I'm trying to get the text Something here I want to get inside the div element from a html file using Python and BeautifulSoup.
This is how part of the code looks like in html:
<div xmlns="" id="idp46819314579224" style="box-sizing: border-box; width: 100%; margin: 0 0 10px 0; padding: 5px 10px; background: #d43f3a; font-weight: bold; font-size: 14px; line-height: 20px; color: #fff;" onclick="toggleSection('idp46819314579224-container');" onm ouseover="this.style.cursor='pointer'">Something here I want to get<div id="idp46819314579224-toggletext" style="float: right; text-align: center; width: 8px;">
-
</div>
</div>
And this is how I tried to do:
vu = soup.find_all("div", {"style" : "background: #d43f3a"})
for div in vu:
print(div.text)
I use loop because there are several div with different id but all of them has the same background colour.
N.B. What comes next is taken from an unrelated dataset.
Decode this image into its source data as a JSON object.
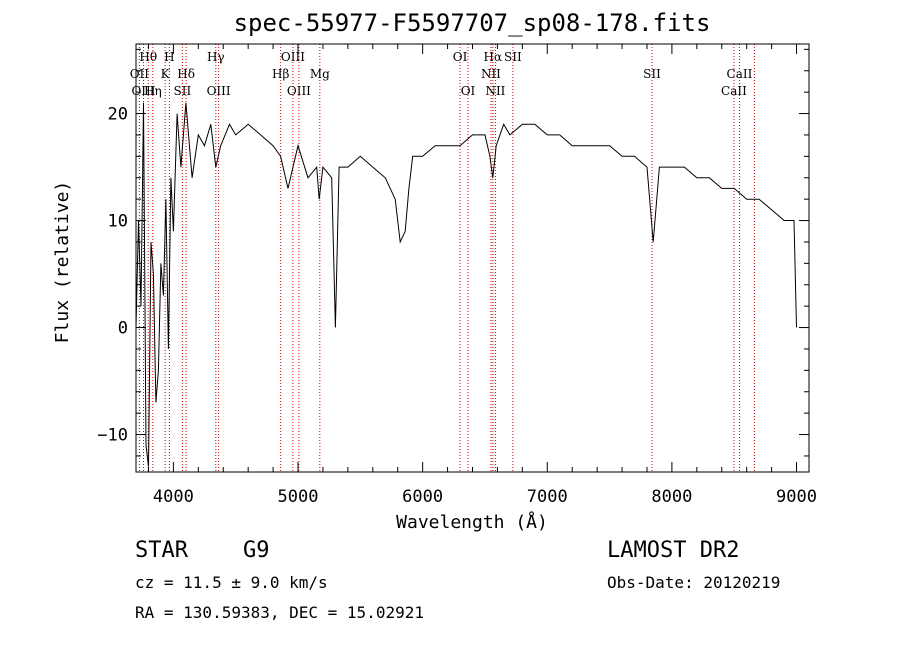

It has no errors, but I got no output.
How can I get the text using the background colour as the condition?
CodePudding user response:
The style attribute has other content inside it
style="box-sizing: ....; ....;"
Your current code is asking if style == "background: #d43f3a" which it is not.
What you can do is ask if "background: #d43f3a" in style -- a sub-string check.
One approach is passing a regular expression.
>>> import re
>>> vu = soup.find_all("div", style=re.compile("background: #d43f3a"))
...
... for div in vu:
... print(div.text.strip())
Something here I want to get
You can also say the same thing using CSS Selectors
soup.select('div[style*="background: #d43f3a"]')
Or by passing a function/lambda
>>> vu = soup.find_all("div", style=lambda style: "background: #d43f3a" in style)
...
... for div in vu:
... print(div.text.strip())
Something here I want to get